Wednesday, January 30, 2008

Three things I've learned from my "100 things" list.

So, I posted 100 random things about myself last week and since then, I’ve learned a few things. Quite a few things, actually, and it’s been a wonderful experience (I told you that it was quite therapeutic to do those kind of lists!!! :)

A couple of my “learning” experiences actually came in the form of an e-mail. This first one made me chuckle.

First Lesson
In my "100 things" list, I wrote, 85. My favorite colors in my wardrobe have become red and pink. 86. But not together. :) 87. I love yellow, too, and I wear it. But it doesn't look good on me. It kind of makes me look pale. :(“

Then, I got the following in an e-mail: Did you know that those who dress in red are more confident in themselves? Did you know that those who dress in yellow are those that enjoy their beauty?

HAHAHAHAHA!!! I loved that!!!! :) I will no longer care if yellow makes me look pale. I will wear it anyway! And, red…well, I’ve always worn red and I really enjoy it, so that won't change. :)

Second Lesson
Again, in my "100 things" list, I wrote, 25. I can tell my deepest darkest fears like this (writing) and not think twice about it. But put me face to face with someone and ask the same thing and it's likely that you'll never know the truth. 26. When it comes to a confrontational situation, I really can't tell people what I really think or feel. I have yet to walk through my fears on this one. It's just too terrifying! But...some day I will walk through that fear. Some day.”

The same e-mail that I wrote about in the first lesson also had the bit of information for this second lesson. That e-mail said: Did you know that it's easier to say what you feel in writing than saying it to someone in the face? But did you know that it has more value when you say it to their face?

Yeah. Reading that just made me feel…more confident about at least starting to walk through the fear of saying what I want to say to people (we’re talking about in a reasonable situation and not in a moment of heated discussion. :). It’s true, though. I think that people DO value more what you say to their face versus in writing. But I have to say that it is still easier to often say it in writing. :) Anyway, I will move forward and grow and I will practice this...I will – as I often hear parents telling their little children – use my words. :o)

Third Lesson
This next lesson was HUGE for me. In my list, I wrote, 15. Sometimes I still get really mad over my having had cancer. I get angry over what I feel that it stole from me. I'll never be as carefree or as youthful as I was before being diagnosed. It stole that from me. 30. I really do miss the girl that I was before cancer. She always had fun and was full of life. 31. Now, she just seems to live with a lot of fear.”

I was having quite an enjoyable time with some friends this past Friday night, but in the middle of it all, I thought, I don’t want to be that person that I was before being diagnosed with cancer. That was it. That was my revealing moment!

And since then, this is what I’ve thought about. I had SUCH a fun time back in the day before having had cancer. I really did!! And I’ve often missed the person that I was at that time!

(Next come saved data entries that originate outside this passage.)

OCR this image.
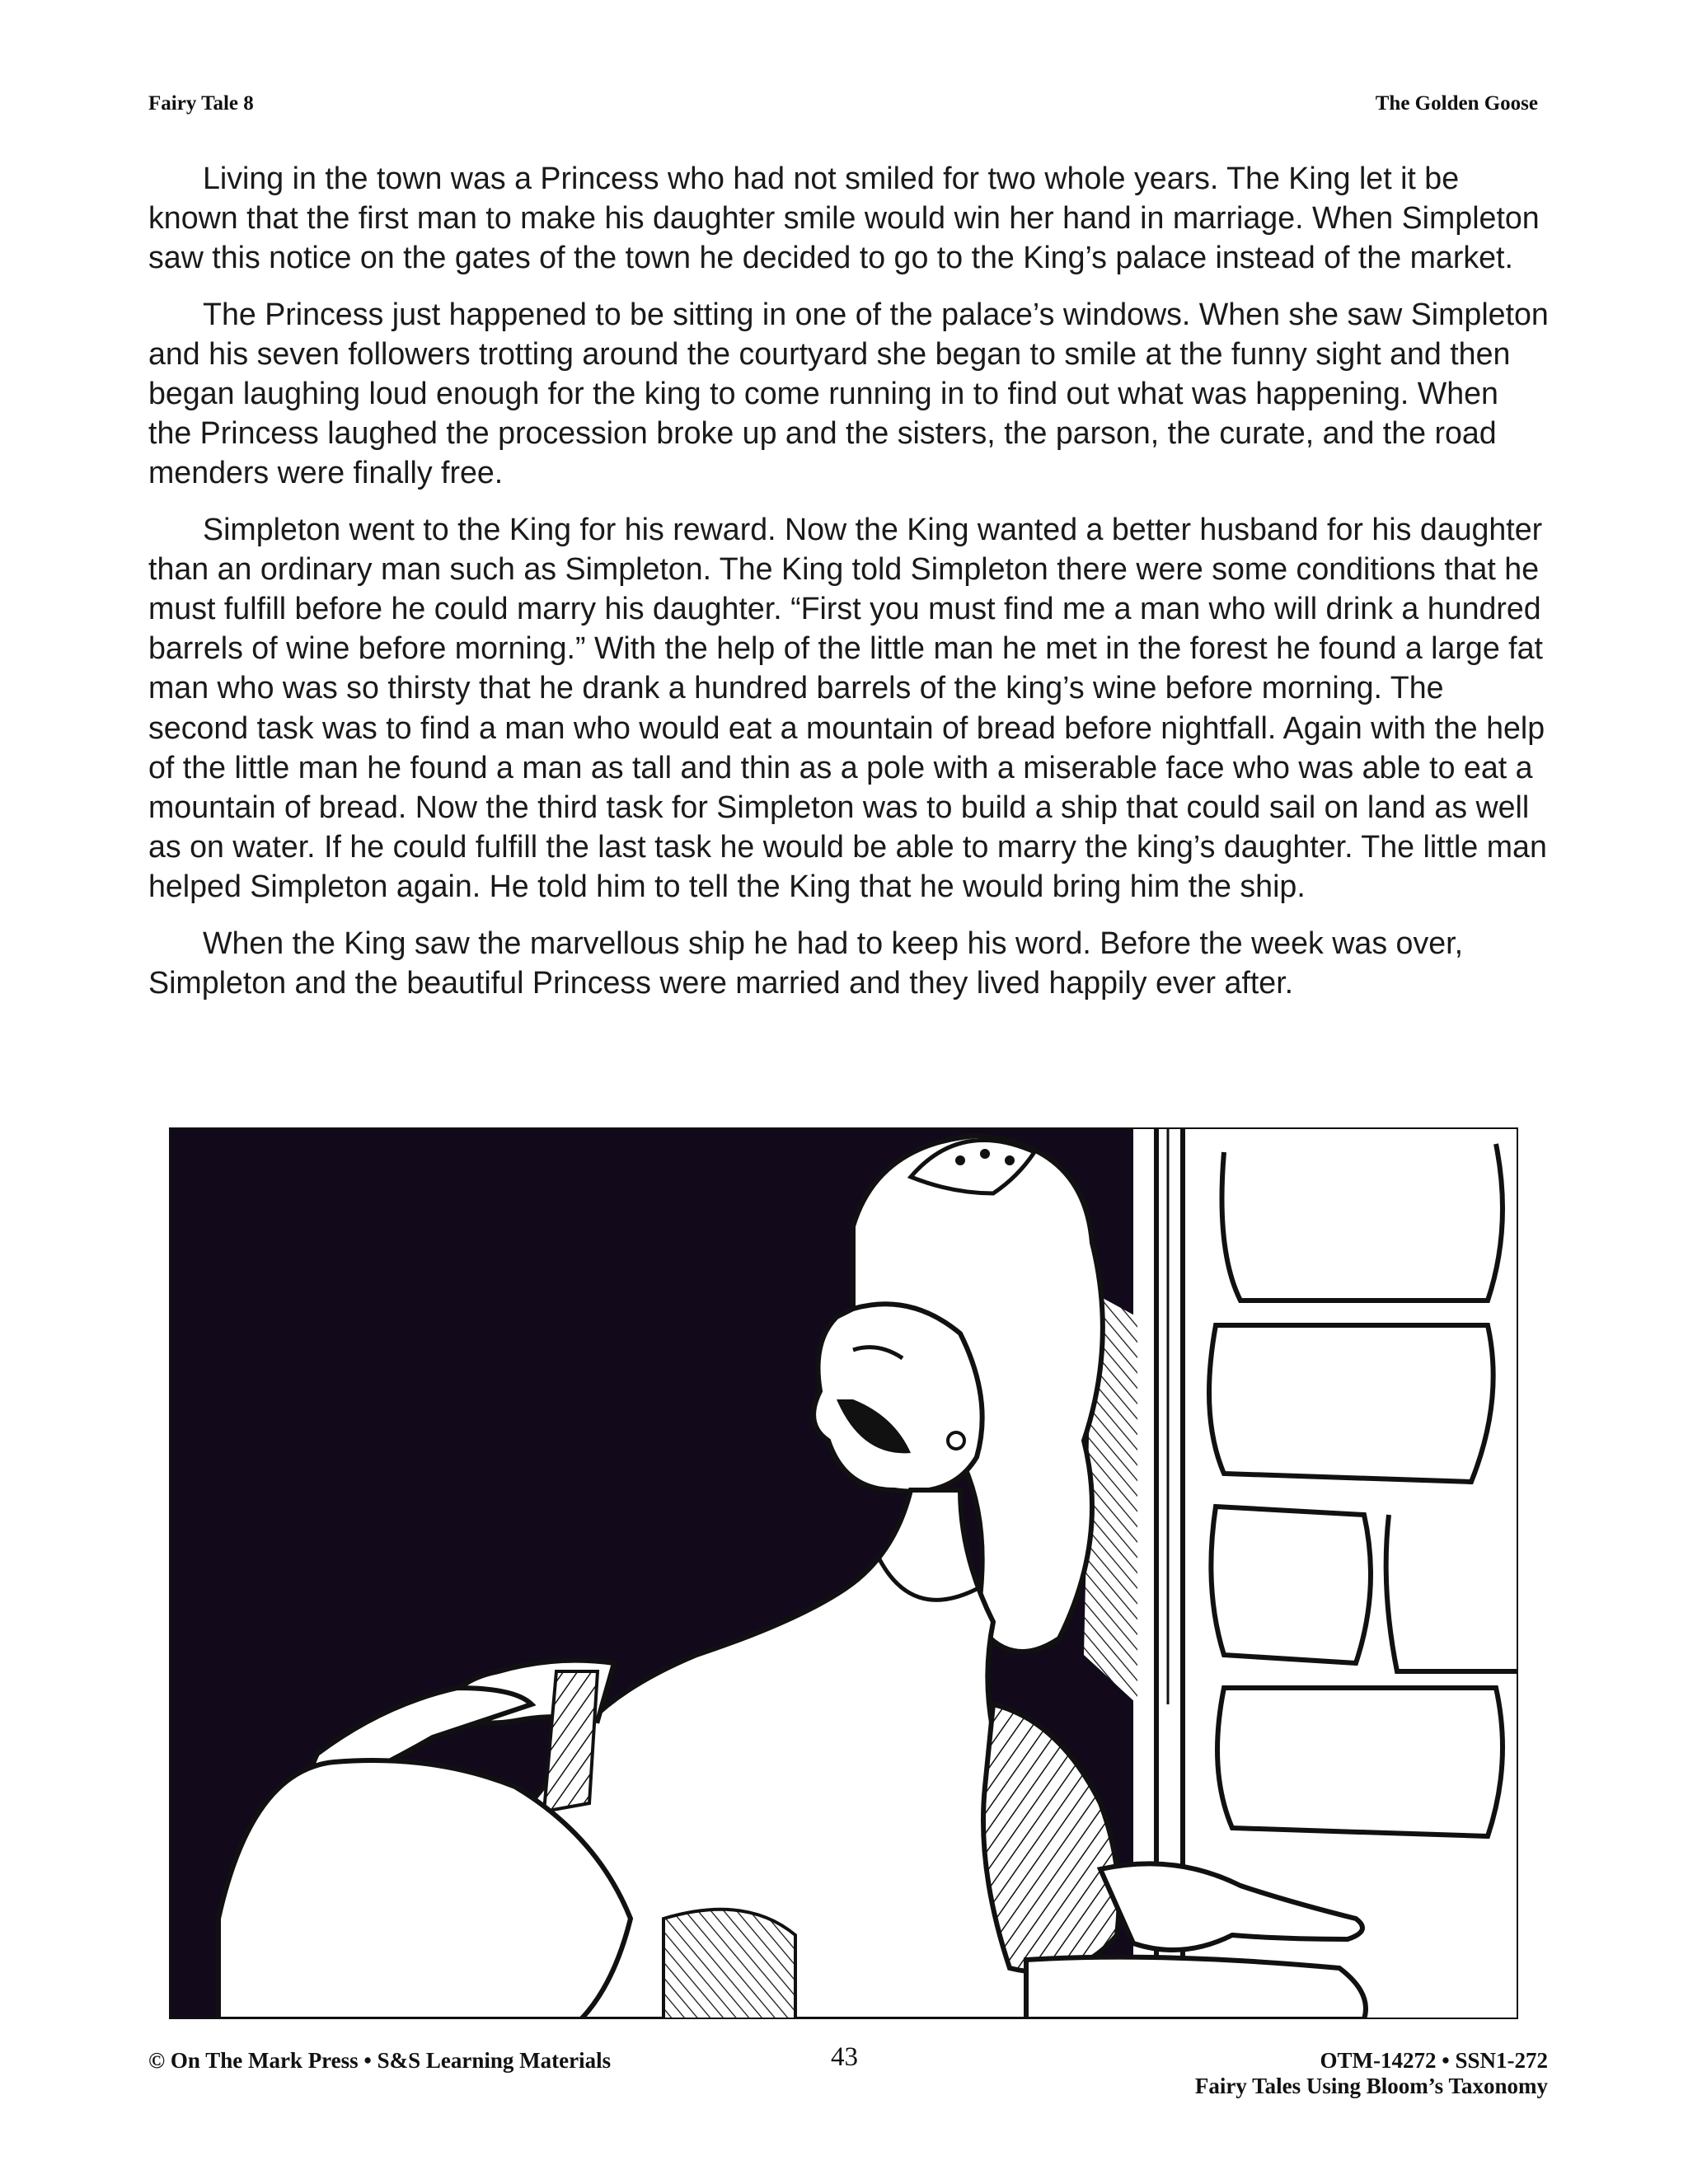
Fairy Tale 8	The Golden Goose

Living in the town was a Princess who had not smiled for two whole years. The King let it be known that the first man to make his daughter smile would win her hand in marriage. When Simpleton saw this notice on the gates of the town he decided to go to the King’s palace instead of the market.

The Princess just happened to be sitting in one of the palace’s windows. When she saw Simpleton and his seven followers trotting around the courtyard she began to smile at the funny sight and then began laughing loud enough for the king to come running in to find out what was happening. When the Princess laughed the procession broke up and the sisters, the parson, the curate, and the road menders were finally free.

Simpleton went to the King for his reward. Now the King wanted a better husband for his daughter than an ordinary man such as Simpleton. The King told Simpleton there were some conditions that he must fulfill before he could marry his daughter. “First you must find me a man who will drink a hundred barrels of wine before morning.” With the help of the little man he met in the forest he found a large fat man who was so thirsty that he drank a hundred barrels of the king’s wine before morning. The second task was to find a man who would eat a mountain of bread before nightfall. Again with the help of the little man he found a man as tall and thin as a pole with a miserable face who was able to eat a mountain of bread. Now the third task for Simpleton was to build a ship that could sail on land as well as on water. If he could fulfill the last task he would be able to marry the king’s daughter. The little man helped Simpleton again. He told him to tell the King that he would bring him the ship.

When the King saw the marvellous ship he had to keep his word. Before the week was over, Simpleton and the beautiful Princess were married and they lived happily ever after.

© On The Mark Press • S&S Learning Materials	43	OTM-14272 • SSN1-272
Fairy Tales Using Bloom’s Taxonomy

But you know what I learned the other night? I still AM that person! I still have a great time and I still feel carefree and full of fun! But things are just different. Not in a bad way, of course, but I am different. I’m not the same as I was in that 22nd year of my life and that’s OK!!! And, yeah, I do have a little bit more that I fear and that I battle with, but since Friday, I have just felt that I will deal with it slowly and it will get better! I firmly believe that! And in regards to cancer stealing something from me, a friend just told me the other day, “Jen, cancer didn’t steal something from you! It just made you let go of some things.” That is very true. And by letting go of some things during this experience, I have certainly grown.

I wish that I could completely express just what I have felt through that little "Aha!" moment, but I don’t know that I can get across just how BIG and how REAL it was for me. It’s been wonderful.

And, lastly, I have to say that I have really appreciated some of the e-mails/comments that I’ve received from people in regards to how they see my friendship in their lives. It’s been quite touching to be encouraged by that. It’s been humbling, actually. You are all so wonderful!!

And, that’s what I’ve learned. :)

2 comments:

Jenny said...

Great lessons. I'm glad you had an ah-ha moment...they're neat, aren't they?

Kate said...

Thanks for the wonderful/honest post Jen! I always love reading your blog posts. :)
They are inspirational and make a person think!!! I need that right now in our wintery wonderland!!!!